Eric Ferrari – Ce test s’inscrit dans notre réflexion sur la résilience de nos réseaux. Nous avons constaté que les questions de résilience notamment de nos réseaux FTTH étaient aussi liées au mode de raccordement mise en oeuvre, et que le mode STOC avait des impacts non négligeables sur leur qualité. Peut-être pas au même niveau que sur le continent où certains PM (ndlr : Points de Mutualisation) sont devenus des plats de spaghettis, mais le mode STOC pose tout de même question depuis très longtemps.

Où aura lieu  l’expérimentation ?

Avec Corsica Fibra, l’opérateur délégataire de service public de notre RIP (ndlr : Réseau d’initiative Publique) FTTH, nous allons déterminer, comme le réseau est en phase de finalisation*, deux territoires pilotes auprès de communes regroupées autour d’un ou deux NRO pour expérimenter ce mode OI et en tirer un retour d’expérience par rapport au mode STOC. Le test se déroulera dans deux territoires de l’île déterminés en concertation avec les acteurs concernés (OC, OI, Collectivité de Corse, Cortical Fibra,etc.). Nous souhaitons évidemment associer l’ARCEP qui semble disposée à collaborer. Il faut maintenant entamer la concertation avec les opérateurs commerciaux, qui ont des contrats avec des sous-traitants et que nous ne voulons pas mettre en difficulté. Nous allons tenter de trouver un périmètre acceptable pour tous, de façon à éviter un rejet de leur part. Nous visons de l’ordre 15 000 à 20 000 prises, ce qui est un nombre relativement faible.

Quand est prévu le début du pilote et ne craignez-vous pas un blocage des OC ?

Nous souhaitons démarrer le plus tôt possible dès que l’on sera parvenu à mettre tout le monde d’accord sur les principes, c’est-à-dire d’ici la fin de l’année. Une première réunion de concertation est prévue au mois de juillet.

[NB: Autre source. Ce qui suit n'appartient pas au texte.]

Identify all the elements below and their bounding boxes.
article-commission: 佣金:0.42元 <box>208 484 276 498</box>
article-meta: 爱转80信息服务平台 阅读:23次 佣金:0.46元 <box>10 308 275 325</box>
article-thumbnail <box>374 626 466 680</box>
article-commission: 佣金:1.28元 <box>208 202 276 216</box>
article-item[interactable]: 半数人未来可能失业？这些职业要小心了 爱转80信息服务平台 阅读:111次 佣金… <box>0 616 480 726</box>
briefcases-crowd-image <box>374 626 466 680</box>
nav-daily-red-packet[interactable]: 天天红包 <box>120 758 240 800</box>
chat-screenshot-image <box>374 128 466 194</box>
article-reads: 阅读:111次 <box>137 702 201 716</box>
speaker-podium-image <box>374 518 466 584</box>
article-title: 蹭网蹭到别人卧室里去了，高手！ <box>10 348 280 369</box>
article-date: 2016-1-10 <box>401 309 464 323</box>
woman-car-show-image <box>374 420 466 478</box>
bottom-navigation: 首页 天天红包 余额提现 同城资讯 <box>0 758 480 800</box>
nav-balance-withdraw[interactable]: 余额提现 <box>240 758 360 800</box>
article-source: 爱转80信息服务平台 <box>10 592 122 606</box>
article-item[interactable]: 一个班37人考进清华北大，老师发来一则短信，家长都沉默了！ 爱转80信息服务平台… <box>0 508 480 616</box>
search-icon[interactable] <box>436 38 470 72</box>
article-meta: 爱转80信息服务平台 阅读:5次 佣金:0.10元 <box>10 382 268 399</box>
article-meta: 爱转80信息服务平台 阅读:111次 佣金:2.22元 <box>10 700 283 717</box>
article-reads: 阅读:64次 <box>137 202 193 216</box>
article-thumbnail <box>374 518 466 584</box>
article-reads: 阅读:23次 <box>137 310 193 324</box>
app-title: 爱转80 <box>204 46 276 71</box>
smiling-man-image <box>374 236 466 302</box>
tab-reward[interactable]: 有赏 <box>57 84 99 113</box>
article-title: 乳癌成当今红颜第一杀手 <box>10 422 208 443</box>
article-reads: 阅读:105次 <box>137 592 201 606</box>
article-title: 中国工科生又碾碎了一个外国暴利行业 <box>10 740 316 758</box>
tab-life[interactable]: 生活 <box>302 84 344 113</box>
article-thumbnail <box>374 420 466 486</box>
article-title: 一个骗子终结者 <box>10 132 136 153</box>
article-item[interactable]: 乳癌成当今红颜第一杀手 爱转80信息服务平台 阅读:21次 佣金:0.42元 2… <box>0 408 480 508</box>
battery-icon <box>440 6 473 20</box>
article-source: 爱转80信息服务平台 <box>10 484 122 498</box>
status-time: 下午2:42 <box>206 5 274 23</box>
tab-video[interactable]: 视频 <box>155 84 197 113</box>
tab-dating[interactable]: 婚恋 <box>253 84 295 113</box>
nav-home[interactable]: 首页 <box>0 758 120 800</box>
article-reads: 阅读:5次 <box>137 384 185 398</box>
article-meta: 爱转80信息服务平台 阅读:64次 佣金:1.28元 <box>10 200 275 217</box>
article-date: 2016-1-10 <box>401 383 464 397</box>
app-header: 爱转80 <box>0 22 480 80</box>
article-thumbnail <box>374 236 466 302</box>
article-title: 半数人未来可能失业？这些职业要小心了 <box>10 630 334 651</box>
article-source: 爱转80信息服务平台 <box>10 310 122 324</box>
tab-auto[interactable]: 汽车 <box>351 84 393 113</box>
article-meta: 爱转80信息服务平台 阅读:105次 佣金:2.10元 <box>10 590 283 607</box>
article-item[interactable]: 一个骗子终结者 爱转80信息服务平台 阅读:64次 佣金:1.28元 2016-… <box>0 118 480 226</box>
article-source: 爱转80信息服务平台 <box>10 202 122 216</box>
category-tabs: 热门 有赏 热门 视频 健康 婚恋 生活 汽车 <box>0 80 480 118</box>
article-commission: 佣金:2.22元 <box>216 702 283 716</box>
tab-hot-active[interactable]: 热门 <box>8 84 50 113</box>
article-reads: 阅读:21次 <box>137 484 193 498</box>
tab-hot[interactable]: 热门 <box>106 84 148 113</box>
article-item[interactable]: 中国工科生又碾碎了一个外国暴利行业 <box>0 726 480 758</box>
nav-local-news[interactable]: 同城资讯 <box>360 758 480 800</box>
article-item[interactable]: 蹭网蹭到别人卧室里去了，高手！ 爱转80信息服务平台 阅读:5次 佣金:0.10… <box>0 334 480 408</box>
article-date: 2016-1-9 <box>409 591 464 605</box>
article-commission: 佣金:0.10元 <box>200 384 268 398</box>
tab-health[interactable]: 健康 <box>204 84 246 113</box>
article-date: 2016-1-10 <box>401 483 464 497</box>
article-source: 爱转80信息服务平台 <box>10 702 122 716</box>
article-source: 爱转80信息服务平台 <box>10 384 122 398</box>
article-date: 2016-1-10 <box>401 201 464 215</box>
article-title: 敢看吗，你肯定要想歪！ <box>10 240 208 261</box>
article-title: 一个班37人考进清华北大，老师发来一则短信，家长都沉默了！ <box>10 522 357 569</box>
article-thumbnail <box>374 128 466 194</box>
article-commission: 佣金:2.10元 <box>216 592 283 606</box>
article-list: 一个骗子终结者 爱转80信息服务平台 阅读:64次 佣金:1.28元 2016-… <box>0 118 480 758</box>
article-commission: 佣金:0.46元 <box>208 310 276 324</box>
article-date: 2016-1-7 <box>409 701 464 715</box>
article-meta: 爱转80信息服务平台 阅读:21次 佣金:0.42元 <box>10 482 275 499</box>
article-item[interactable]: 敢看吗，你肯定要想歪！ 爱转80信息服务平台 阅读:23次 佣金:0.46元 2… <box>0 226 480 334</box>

Et nous comptons expérimenter cette alternative au mode STOC sur une période minimum de six mois.

Nous allons essayer de convaincre les opérateurs commerciaux de se joindre à l’expérimentation en sachant qu’il s’agit d’un petit nombre de prises. En outre, nous sommes un territoire quelque peu particulier, insulaire, avec une population faible, une géographie spécifique et une dynamique d’aménagement numérique essentiellement portée par la Collectivité de Corse. Nous voulons donc  prendre l’initiative et obtenir un consensus autour de celle-ci.

Si le pilote se révèle positif, ce mode OI sera-t-il généralisé ? 

C’est l’objectif, si cette alternative se montre plus structurante et si elle est consensuelle. Nous prendrions évidemment, sur le réseau que l’on gère, le RIP, car nous n’avons pas prise sur les zones AMI, la voie de substituer le mode OI au mode STOC.

Dans les interventions actuellement, on constate parfois les difficultés des sous-traitants à effectuer les raccordements et à faire réaliser le travail dans de bonnes conditions. En cause, un milieu extrêmement rural avec de l’habitat isolé et les contraintes d’un réseau routier difficile, ainsi que l’adressage qui reste incomplet. Souvent les prestataires hésitent à aller au bout d’un chantier car il cumule des  complexités ou ils livrent un raccordement en perdant de l’argent, et le travail peut être aussi bâclé.

Notre volonté est qu’à travers cette expérimentation tout l’écosystème du client final de Corsica Fibra s’y retrouve.